Consider a 1-dimensional random walk,we have a absorbing barrier at -a.The probability of moving to the left or right on every step is p and 1-p.
My question is how to calculate the probability of being absorbed eventually if we start at the origin.
Attempt I
I try to imitate the solution to solve the similar question with two absorbing barrier(eg.a and -a).
In detail,let $$p_k=P(\{\text{start at k and be absorbed at a eventually\}})$$ Obviewsly,we have $p_{-a}=0$ and $p_{a}=1$
Besides,we can draw the equation: $$p_k=p_{k+1}*p+p_{k-1}*(1-p)$$
By this equation and initial condition above,we can attain the expression of $p_k$ and $p_0$ is what we need.
But this method is noneffective for the problem at hand because there is only one barrier,thus we only have one equation in the initial condition.
Attempt II
I try to simplify the question.Consider there is no barrier,we only need to start at the orign and end at -a with n steps.

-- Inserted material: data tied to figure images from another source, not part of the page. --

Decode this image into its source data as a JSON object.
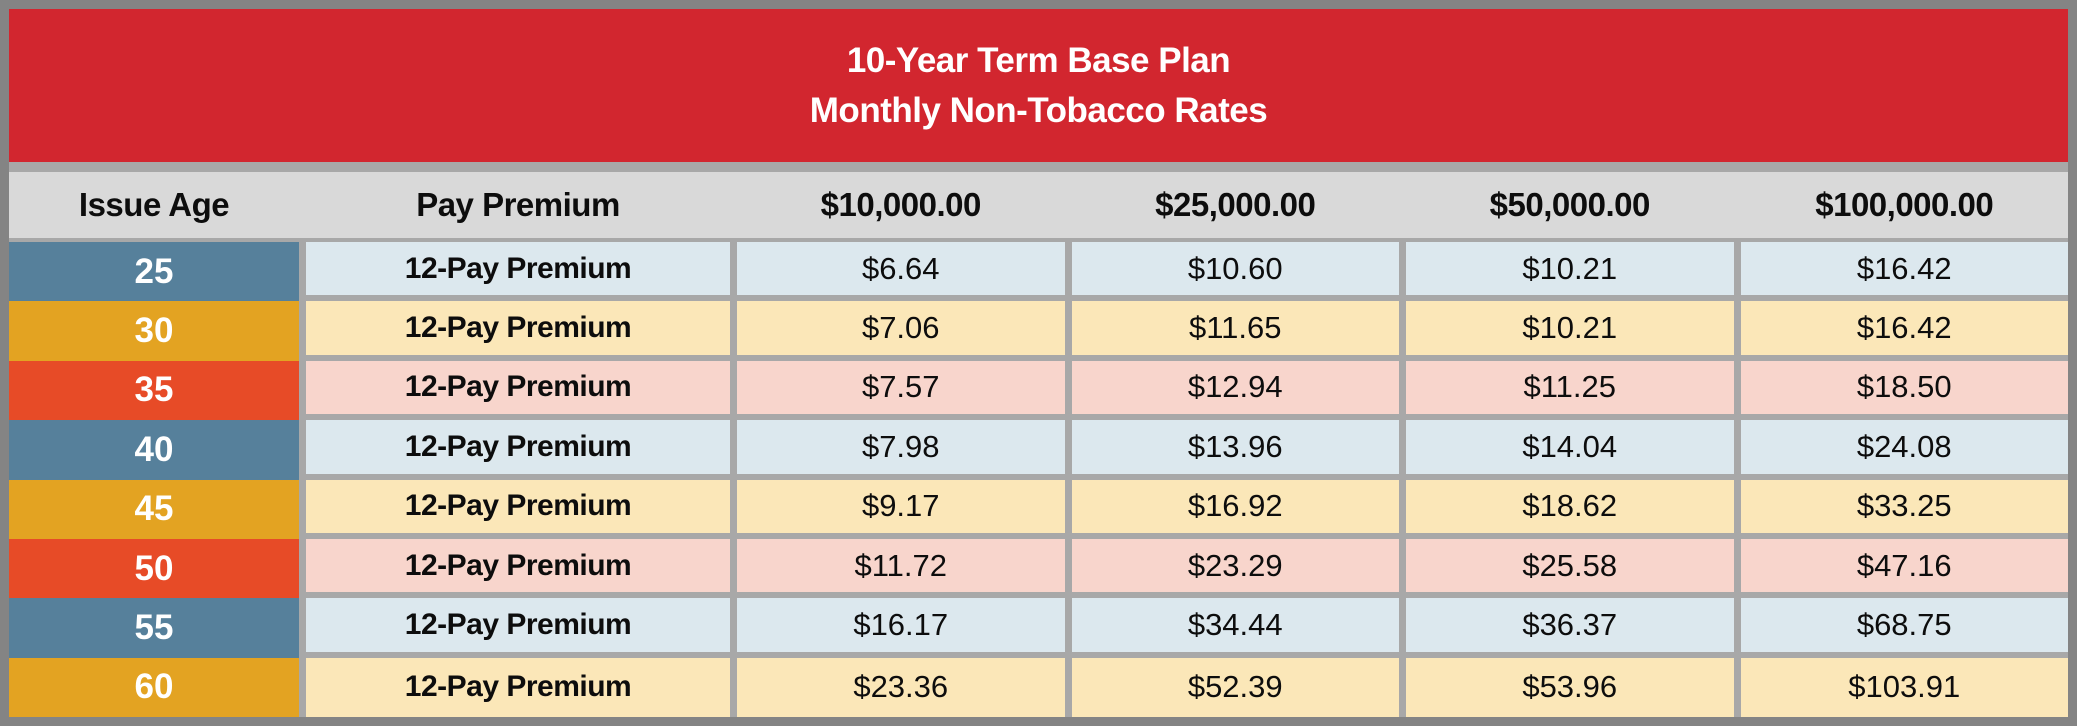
{
  "banner": {
    "title_line1": "10-Year Term Base Plan",
    "title_line2": "Monthly Non-Tobacco Rates"
  },
  "table": {
    "headers": [
      "Issue Age",
      "Pay Premium",
      "$10,000.00",
      "$25,000.00",
      "$50,000.00",
      "$100,000.00"
    ],
    "rows": [
      {
        "age": "25",
        "premium_label": "12-Pay Premium",
        "rates": [
          "$6.64",
          "$10.60",
          "$10.21",
          "$16.42"
        ]
      },
      {
        "age": "30",
        "premium_label": "12-Pay Premium",
        "rates": [
          "$7.06",
          "$11.65",
          "$10.21",
          "$16.42"
        ]
      },
      {
        "age": "35",
        "premium_label": "12-Pay Premium",
        "rates": [
          "$7.57",
          "$12.94",
          "$11.25",
          "$18.50"
        ]
      },
      {
        "age": "40",
        "premium_label": "12-Pay Premium",
        "rates": [
          "$7.98",
          "$13.96",
          "$14.04",
          "$24.08"
        ]
      },
      {
        "age": "45",
        "premium_label": "12-Pay Premium",
        "rates": [
          "$9.17",
          "$16.92",
          "$18.62",
          "$33.25"
        ]
      },
      {
        "age": "50",
        "premium_label": "12-Pay Premium",
        "rates": [
          "$11.72",
          "$23.29",
          "$25.58",
          "$47.16"
        ]
      },
      {
        "age": "55",
        "premium_label": "12-Pay Premium",
        "rates": [
          "$16.17",
          "$34.44",
          "$36.37",
          "$68.75"
        ]
      },
      {
        "age": "60",
        "premium_label": "12-Pay Premium",
        "rates": [
          "$23.36",
          "$52.39",
          "$53.96",
          "$103.91"
        ]
      }
    ]
  },
  "colors": {
    "frame-gray": "#848484",
    "grid-gray": "#a8a8a8",
    "banner-red": "#d2262f",
    "header-gray": "#d9d9d9",
    "steel-blue": "#56809b",
    "amber": "#e3a322",
    "orange-red": "#e74b27",
    "tint-blue": "#dce8ee",
    "tint-cream": "#fbe7b8",
    "tint-pink": "#f8d5cc",
    "text-dark": "#0d0d0d",
    "text-light": "#ffffff"
  }
}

It's simple to calculate such $p_n$.But some moves are invalid for our real question because they have reached -a before n steps.If we can find the number of invalid moves,which I can't resolve,we can attain $p_n'$,probability of being absorbed at -a right on the n_th step.Finally what we need is $\sum\limits_{n=a}^{+\infty}p_n'$
Hint: Attempt 1 is close. You can indeed leverage the two-barrier solution; instead of having the other barrier be $a$, have it be some independent quantity (say, $b$). Compute the probability of reaching $b$ before reaching $-a$; then, take a limit as $b \to \infty$.